I've seen several articles and questions about how to remove a single file from all git history. Example: How to remove/delete a large file from commit history in Git repository?

What I'd like to do is remove all files that are not currently present at the head of the master branch.

My use case is that I'm splitting off a smaller repository (call it small) from a monolithic repository (call it monolith). I want to preserve the git history when creating small, but only the relevant git history.

First, I created a new repository small on GitHub. Then, on my laptop, I added it as a remote named origin-small to my local monolith repository, and pushed the current state of the master branch of monolith to origin-small.

I then removed the remote origin-small from monolith, changed directories, and cloned small from GitHub. Voilà, I had a copy of my original repository, monolith, with its full history.

But, there are loads of files in the history of small that are no longer relevant, and they are bloating the repo.

What I'd like to do is:

  1. Delete all of the unnecessary files from small.
  2. Run a command to clear the whole git history of the files that I just deleted.

Is there a way to do this with a single command? Or do I need to run git filter-branch once for every file/directory that I want to remove?

2 Answers 2


I ended up using git-filter-repo. WARNING: This approach is NOT able to update tags on the remote, if there are any.

  1. Install git-filter-repo.

    brew install git-filter-repo
  2. Clone your desired repo, in mirror form.

    git clone --mirror <my-repo-url>
  3. Enter the repo directory.

    cd <my-repo-name>
  4. Analyze the repo to identify all files that are in the history, but no longer exist.

    git filter-repo --analyze
  5. In the analysis output directory, there will be a file named path-deleted-sizes.txt that contains a list all files that were committed at some point, and were later deleted, but still exist in the git history.

    Create a new file that lacks the headers and other columns.

    tail +3 ./filter-repo/analysis/path-deleted-sizes.txt \
        | tr -s ' ' \
        | cut -d ' ' -f 5- \
        > ./filter-repo/analysis/path-deleted.txt
  6. Clean the git history of all files that no longer exist.
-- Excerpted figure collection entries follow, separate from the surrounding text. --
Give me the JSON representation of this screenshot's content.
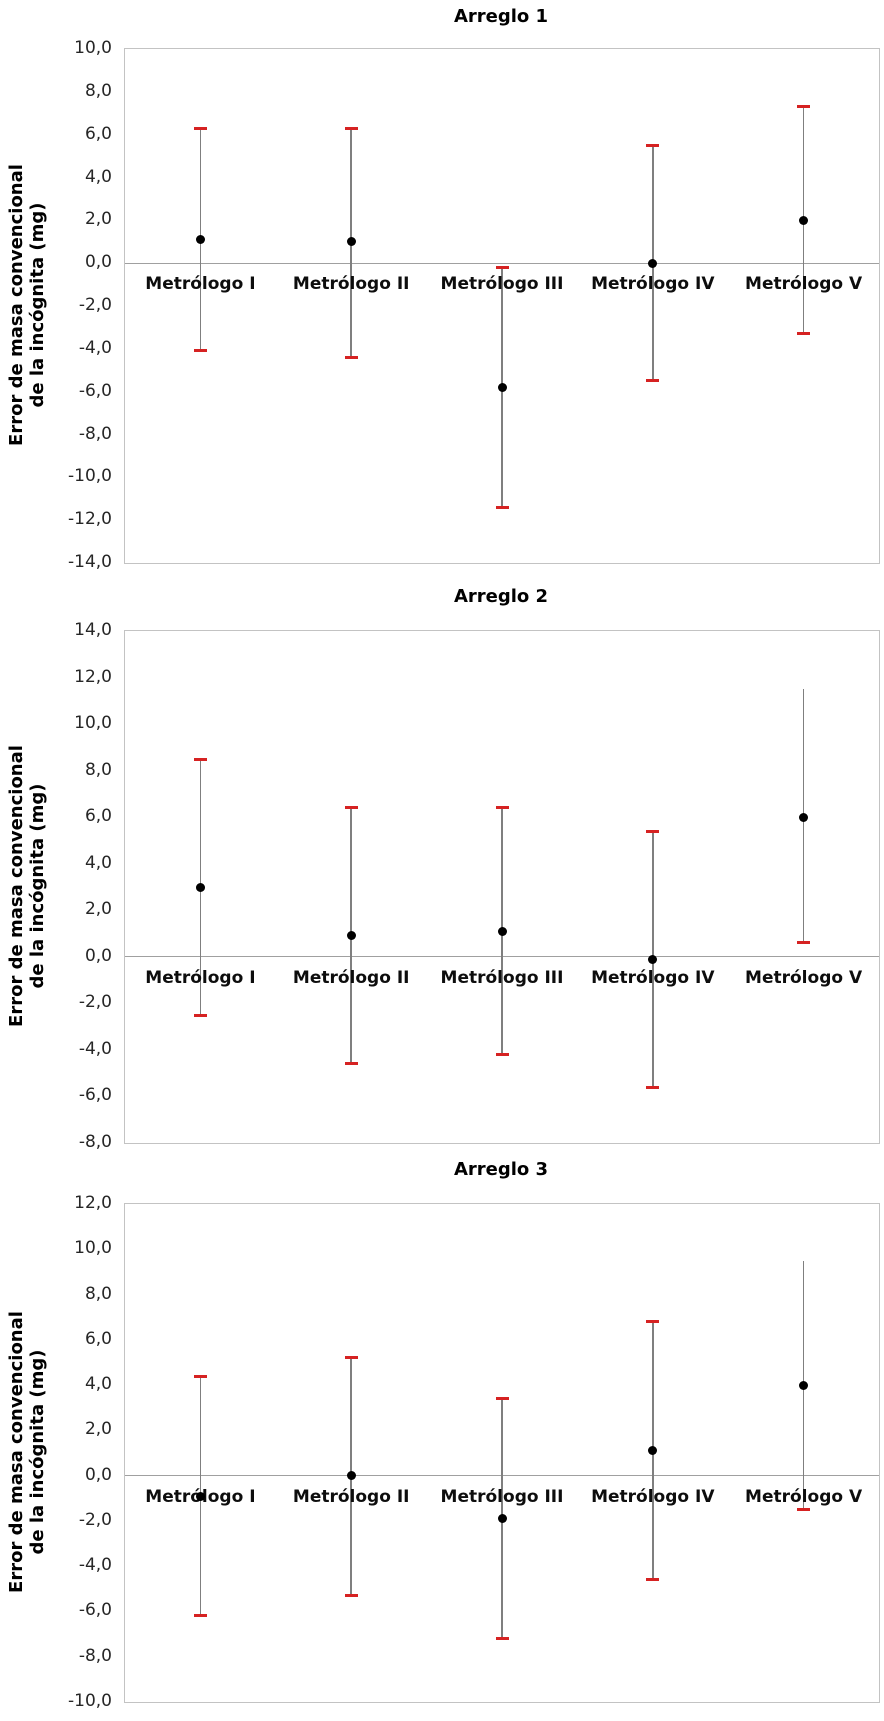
{
  "y_axis_label": {
    "line1": "Error de masa convencional",
    "line2": "de la incógnita (mg)"
  },
  "number": {
    "decimal_separator": ",",
    "decimals": 1
  },
  "colors": {
    "error_cap": "#d62222",
    "error_line": "#7f7f7f",
    "point": "#000000",
    "plot_border": "#c3c3c3",
    "zero_line": "#a0a0a0",
    "text": "#262626"
  },
  "chart_data": [
    {
      "type": "scatter",
      "title": "Arreglo 1",
      "categories": [
        "Metrólogo I",
        "Metrólogo II",
        "Metrólogo III",
        "Metrólogo IV",
        "Metrólogo V"
      ],
      "points": [
        1.1,
        1.0,
        -5.8,
        0.0,
        2.0
      ],
      "upper": [
        6.3,
        6.3,
        -0.2,
        5.5,
        7.3
      ],
      "lower": [
        -4.1,
        -4.4,
        -11.4,
        -5.5,
        -3.3
      ],
      "upper_cap_shown": [
        true,
        true,
        true,
        true,
        true
      ],
      "lower_cap_shown": [
        true,
        true,
        true,
        true,
        true
      ],
      "ylabel": "Error de masa convencional de la incógnita (mg)",
      "xlabel": "",
      "ylim": [
        -14,
        10
      ],
      "ytick_step": 2,
      "ytick_format": "decimal-comma",
      "grid": "zero-line-only",
      "legend": "none"
    },
    {
      "type": "scatter",
      "title": "Arreglo 2",
      "categories": [
        "Metrólogo I",
        "Metrólogo II",
        "Metrólogo III",
        "Metrólogo IV",
        "Metrólogo V"
      ],
      "points": [
        3.0,
        0.9,
        1.1,
        -0.1,
        6.0
      ],
      "upper": [
        8.5,
        6.4,
        6.4,
        5.4,
        11.5
      ],
      "lower": [
        -2.5,
        -4.6,
        -4.2,
        -5.6,
        0.6
      ],
      "upper_cap_shown": [
        true,
        true,
        true,
        true,
        false
      ],
      "lower_cap_shown": [
        true,
        true,
        true,
        true,
        true
      ],
      "ylabel": "Error de masa convencional de la incógnita (mg)",
      "xlabel": "",
      "ylim": [
        -8,
        14
      ],
      "ytick_step": 2,
      "ytick_format": "decimal-comma",
      "grid": "zero-line-only",
      "legend": "none"
    },
    {
      "type": "scatter",
      "title": "Arreglo 3",
      "categories": [
        "Metrólogo I",
        "Metrólogo II",
        "Metrólogo III",
        "Metrólogo IV",
        "Metrólogo V"
      ],
      "points": [
        -0.9,
        0.0,
        -1.9,
        1.1,
        4.0
      ],
      "upper": [
        4.4,
        5.2,
        3.4,
        6.8,
        9.5
      ],
      "lower": [
        -6.2,
        -5.3,
        -7.2,
        -4.6,
        -1.5
      ],
      "upper_cap_shown": [
        true,
        true,
        true,
        true,
        false
      ],
      "lower_cap_shown": [
        true,
        true,
        true,
        true,
        true
      ],
      "ylabel": "Error de masa convencional de la incógnita (mg)",
      "xlabel": "",
      "ylim": [
        -10,
        12
      ],
      "ytick_step": 2,
      "ytick_format": "decimal-comma",
      "grid": "zero-line-only",
      "legend": "none"
    }
  ]
}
This will also clean dirty commits, remove empty commits, and recompress everything for you.

    git filter-repo --invert-paths --paths-from-file ./filter-repo/analysis/path-deleted.txt
  7. Clean up the ./filter-repo directory, or you won't be able to push your changes.

    rm -rf ./filter-repo
  8. Force-push all refs to the origin. It will force-push, even though the command doesn't indicate it. Also, it will update all branches on the remote, which is convenient. If you have branch protection enabled on some branches in GitHub/Bitbucket/etc., then you will need to allow force-pushes. You can always re-run this command if you find that some refs could not be force-pushed.

    git push
  • See also: How to identify large files in commit history Mar 26, 2022 at 7:54
  • 2
    This is great, but ./filter-repo should be replaced with .git/filter-repo to make this work out of the box. It's where git-filter-repo places the results by default now.
    – FvD
    Nov 18, 2022 at 2:15
  • 3
    Actually if you mirror the repo and you don't have a .git folder and the path described in the post is correct. Mar 21, 2023 at 10:43
  • What is mirror form? Also I followed these instructions (updating ./filter-repo to .git/filter-repo, but when I went to push the repo had no remotes, no idea why Apr 7 at 11:37

List all the files that exist in the old commits.

git rev-list HEAD | sed 1d | xargs -i git ls-tree -r {} --name-only | sort -u

List all the files that exist in the head.

git ls-tree -r HEAD --name-only | sort -u

Get the files that don't exist in the head (reference).

files=$(comm -23 <(git rev-list HEAD | sed 1d | xargs -i git ls-tree -r {} --name-only | sort -u) <(git ls-tree -r HEAD --name-only | sort -u))

Replace the invisible characters (which I guess are new-lines) with spaces, otherwise it would cause an error in git filter-branch.

lostfiles=$(echo $files | sed -e 's/\s/ /g')

Remove lostfiles from the history:

git filter-branch -f --tree-filter "rm -rf ${lostfiles}" --prune-empty

It's possible to compose them to a single command, but I don't know if there would be any performance issue, so I'd prefer separate commands.